The Spicy Lunch

After years of remote work, interactions inside the organisation had become mostly transactional. People collaborated without really knowing one another… faces reduced to names, voices without presence, relationships without context.

I felt a need for something simple and human: a way to bring people together outside the structure of formal meetings.

PROJECT STORYLINE:

The insight

After COVID, while seeing many well-intentioned corporate initiatives to “reconnect people”, I realised something simple:

Culture doesn’t shift through large programmes. It shifts through small, genuine moments.

I wanted to test whether a simple ritual: food, curiosity, and a bit of play, could create that kind of connection.

From a small experiment to a recurring community

Spicy Lunch started as a one-time experiment:

I shared the idea with a colleague who was passionate about spicy sauces and we invited a handful of people we knew: interns, managers, different profiles to share lunch together.

I picked up burritos and nachos from a nearby Mexican restaurant just before lunch and he brought the sauces.

That first lunch was simple, informal, and fun. People passing by stopped, asked questions, joined the conversation.

The next time, there were a few more. And the time after, once again, a few more.
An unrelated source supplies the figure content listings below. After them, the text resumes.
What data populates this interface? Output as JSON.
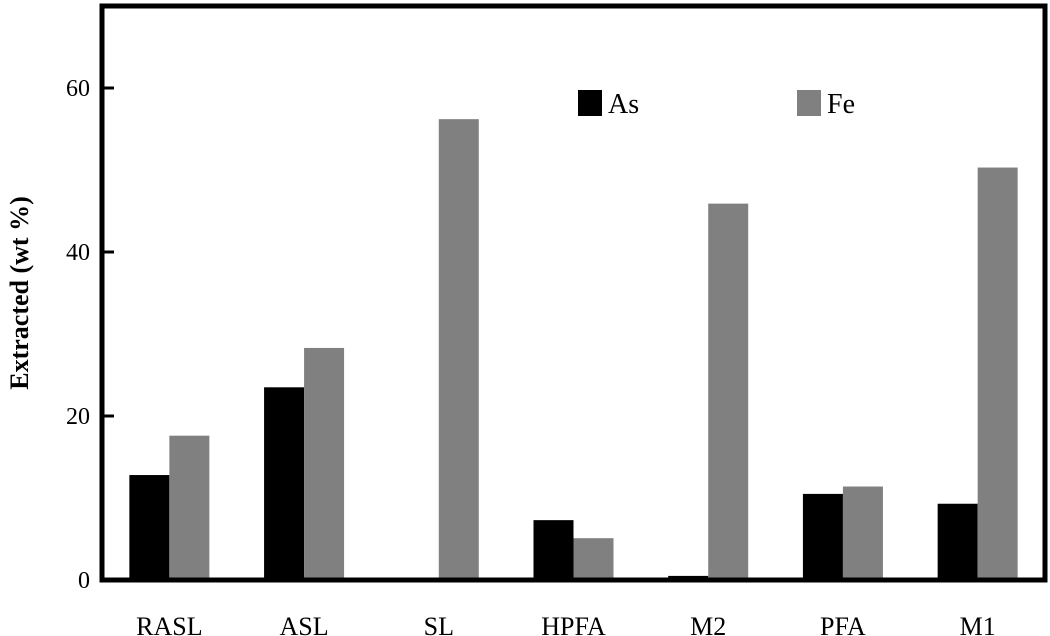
{
  "chart_data": {
    "type": "bar",
    "categories": [
      "RASL",
      "ASL",
      "SL",
      "HPFA",
      "M2",
      "PFA",
      "M1"
    ],
    "series": [
      {
        "name": "As",
        "values": [
          12.8,
          23.5,
          0.0,
          7.3,
          0.5,
          10.5,
          9.3
        ],
        "color": "#000000"
      },
      {
        "name": "Fe",
        "values": [
          17.6,
          28.3,
          56.2,
          5.1,
          45.9,
          11.4,
          50.3
        ],
        "color": "#808080"
      }
    ],
    "ylabel": "Extracted (wt %)",
    "xlabel": "",
    "ylim": [
      0,
      70
    ],
    "yticks": [
      0,
      20,
      40,
      60
    ],
    "legend_position": "top-center",
    "grid": false
  }
}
When it became clear that people were coming back consistently, I decided to structure it properly.

I partnered with the building’s catering team and co-designed rotating monthly menus to keep the experience fresh: Mexican-inspired, Asian-inspired, finger food, and a surprise edition.

As the community grew, so did the care:

  • Feedback through simple NPS surveys.

  • Adjustments for dietary needs and budgets.

  • Inclusive options so everyone could participate.

Within months, Spicy Lunch became a recurring monthly gathering of 40–60 people, filling up quickly and bringing together interns, managers, and senior leadership — including executive teams — around the same table.

What it enabled

Spicy Lunch created conditions that rarely emerge organically in large organisations:

  • Genuine cross-level interaction between interns, managers, and senior leadership

  • A neutral, welcoming space where hierarchy softened and conversation flowed naturally

  • Stronger human connections across teams, functions, and backgrounds

  • A sense of belonging for newcomers and long-standing employees alike

  • Shared rituals that people anticipated and actively protected over time

By combining food, play, and light vulnerability, the initiative made it easier for people to meet as humans first; not as roles or titles. It became a small but meaningful anchor in the internal culture, sustained by trust, consistency, and collective engagement.

WHAT I LEARNED

I designed and hosted each edition end-to-end, focusing on ritual, flow, and inclusivity:

  • Defining the concept and rhythm of each session.

  • Co-creating menus with the catering team.

  • Managing communication, registration, and logistics.

  • Creating playful spicy challenges and tasting rituals.

  • Opening each session and welcoming newcomers.

  • Maintaining a safe, informal, and inclusive atmosphere.

The goal was never performance. It was presence.I designed and hosted each edition end-to-end, focusing on ritual, flow, and inclusivity.

WHY IT MATTERS

Spicy Lunch is not about food. It is about belonging.

A simple monthly ritual that helped rebuild the human fabric of a large organisation. One shared moment at a time.